Esther was born after the family arrived in Colorado. She became a leader of the local NAACP youth division as early as 1943 and was a member of Alpha Kappa Alpha Sorority. She was also active in the YWCA, the Working Woman's Association of Denver, and other organizations, briefly relocating to North Carolina before returning to Colorado in the early 1940s.

Son (Hicks)

b. Colorado

A son was born after the family settled in Colorado. Details about him are less thoroughly documented in the historical record, but he was part of the family's early years on the homestead.

Oral History — Carrie Hicks Wood, Denver, August 18, 1994

"I didn't know anything else, and as far as I was concerned, I was happy out there. I don't think any of us were unhappy."

On life at the homestead

"The most beautiful garden in the world."

Describing Ethel's garden

"Anytime anybody came to town . . . we had a six-room house. That was the biggest house out there and mama had nice things she brought from town. We were the only ones he figured could entertain anybody."

On hosting visitors at the homestead

"We stayed longer. We had a better setup than anybody because of the water. We had a lot of little things that brought in money that some people didn't have."

On the family's longevity at Dearfield

4

Walter Wood & The Third Generation

Carrie Hicks married Walter E. Wood, and together they became the homestead's most enduring stewards. In the 1930s, Walter guided hunting and fishing excursions on the property, tapping into its natural bounty — a reminder that the land's value extended far beyond farming. By 1941, Ethel Hicks had deeded the original 160-acre parcel to Walter. He and Carrie maintained a primary residence in Denver but returned to the homestead regularly.

Walter was the last full-time resident of the Hicks Homestead. He died in 1973, ending 63 years of continuous Hicks family presence on the land. His death marks the close of what historians designate as the homestead's period of significance — though the family's connection to the property has never ended.
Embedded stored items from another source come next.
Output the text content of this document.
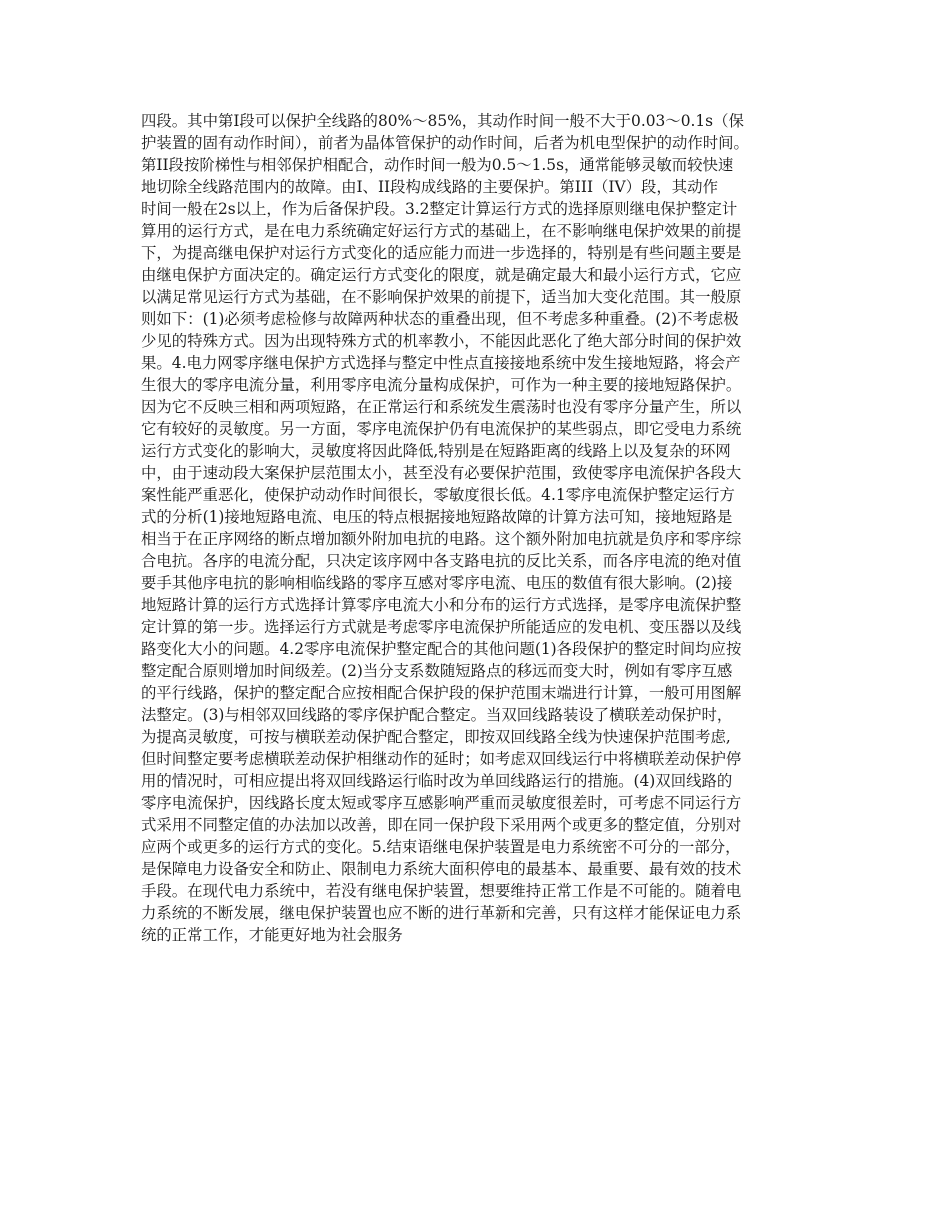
四段。其中第Ⅰ段可以保护全线路的80%～85%，其动作时间一般不大于0.03～0.1s（保
护装置的固有动作时间），前者为晶体管保护的动作时间，后者为机电型保护的动作时间。
第II段按阶梯性与相邻保护相配合，动作时间一般为0.5～1.5s，通常能够灵敏而较快速
地切除全线路范围内的故障。由Ⅰ、II段构成线路的主要保护。第III（IV）段，其动作
时间一般在2s以上，作为后备保护段。3.2整定计算运行方式的选择原则继电保护整定计
算用的运行方式，是在电力系统确定好运行方式的基础上，在不影响继电保护效果的前提
下，为提高继电保护对运行方式变化的适应能力而进一步选择的，特别是有些问题主要是
由继电保护方面决定的。确定运行方式变化的限度，就是确定最大和最小运行方式，它应
以满足常见运行方式为基础，在不影响保护效果的前提下，适当加大变化范围。其一般原
则如下：(1)必须考虑检修与故障两种状态的重叠出现，但不考虑多种重叠。(2)不考虑极
少见的特殊方式。因为出现特殊方式的机率教小，不能因此恶化了绝大部分时间的保护效
果。4.电力网零序继电保护方式选择与整定中性点直接接地系统中发生接地短路，将会产
生很大的零序电流分量，利用零序电流分量构成保护，可作为一种主要的接地短路保护。
因为它不反映三相和两项短路，在正常运行和系统发生震荡时也没有零序分量产生，所以
它有较好的灵敏度。另一方面，零序电流保护仍有电流保护的某些弱点，即它受电力系统
运行方式变化的影响大，灵敏度将因此降低,特别是在短路距离的线路上以及复杂的环网
中，由于速动段大案保护层范围太小，甚至没有必要保护范围，致使零序电流保护各段大
案性能严重恶化，使保护动动作时间很长，零敏度很长低。4.1零序电流保护整定运行方
式的分析(1)接地短路电流、电压的特点根据接地短路故障的计算方法可知，接地短路是
相当于在正序网络的断点增加额外附加电抗的电路。这个额外附加电抗就是负序和零序综
合电抗。各序的电流分配，只决定该序网中各支路电抗的反比关系，而各序电流的绝对值
要手其他序电抗的影响相临线路的零序互感对零序电流、电压的数值有很大影响。(2)接
地短路计算的运行方式选择计算零序电流大小和分布的运行方式选择，是零序电流保护整
定计算的第一步。选择运行方式就是考虑零序电流保护所能适应的发电机、变压器以及线
路变化大小的问题。4.2零序电流保护整定配合的其他问题(1)各段保护的整定时间均应按
整定配合原则增加时间级差。(2)当分支系数随短路点的移远而变大时，例如有零序互感
的平行线路，保护的整定配合应按相配合保护段的保护范围末端进行计算，一般可用图解
法整定。(3)与相邻双回线路的零序保护配合整定。当双回线路装设了横联差动保护时，
为提高灵敏度，可按与横联差动保护配合整定，即按双回线路全线为快速保护范围考虑,
但时间整定要考虑横联差动保护相继动作的延时；如考虑双回线运行中将横联差动保护停
用的情况时，可相应提出将双回线路运行临时改为单回线路运行的措施。(4)双回线路的
零序电流保护，因线路长度太短或零序互感影响严重而灵敏度很差时，可考虑不同运行方
式采用不同整定值的办法加以改善，即在同一保护段下采用两个或更多的整定值，分别对
应两个或更多的运行方式的变化。5.结束语继电保护装置是电力系统密不可分的一部分，
是保障电力设备安全和防止、限制电力系统大面积停电的最基本、最重要、最有效的技术
手段。在现代电力系统中，若没有继电保护装置，想要维持正常工作是不可能的。随着电
力系统的不断发展，继电保护装置也应不断的进行革新和完善，只有这样才能保证电力系
统的正常工作，才能更好地为社会服务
Carrie and Walter's daughter, Ethel Alice Wood, later married Eugene Potts. Through this union, the fourth generation of the Hicks family took shape: Jeannie Potts Dixon, Tony Potts, and David Potts.

5

The Potts Generation & Beyond

The fifth generation of the Hicks family — those directly involved with the Weld County property — includes:

Jeannie Potts Dixon

Daughter of Ethel Alice Wood and Eugene Potts. Jeannie is a leading voice in the ongoing effort to document, preserve, and protect the Hicks Homestead. Her son Jelani represents the sixth generation.

Tony Potts

Son of Ethel Alice Wood and Eugene Potts. Tony has been an outspoken advocate for the homestead's historic recognition and the stories of the families on the Dearfield perimeter who 'have been forgotten.' His three children — Ryan, Stacie, and Justin — are the sixth generation.

David Potts

Son of Ethel Alice Wood and Eugene Potts. David's son Shane represents the sixth generation of the Hicks family.

The sixth and youngest generation of the Hicks family currently numbers 12 children — a living embodiment of the legacy Crawford and Ethel Hicks began when they stepped off the train at Masters, Colorado, with a mail-order home in pieces and a vision of something better.

"The human value — not economic value — associated with land ownership is placed in the continued development of the land."

— Jeannie Potts Dixon, Hicks family descendant, November 15, 2024

The Women Who Built the Legacy

In documenting the Hicks Homestead, a consistent theme emerges: the women of the Hicks family were not supporting players — they were central architects of the family's survival and success. African American women were significant drivers of Black cultural and economic life in the early 20th-century West, and the Hicks women exemplified this in every aspect of their lives.

Ethel built and sustained the garden that fed the family and generated income. She managed social networks spanning Denver and Dearfield. She hosted women's clubs and civic organizations. She supported the NAACP. She held the land together after Crawford's death. And it is her daughters — Carrie, Esther, and their descendants — who have preserved this story into the 21st century. The Hicks descendants explicitly credit the women of the family with "the continuity and prosperity of the property up through the present day."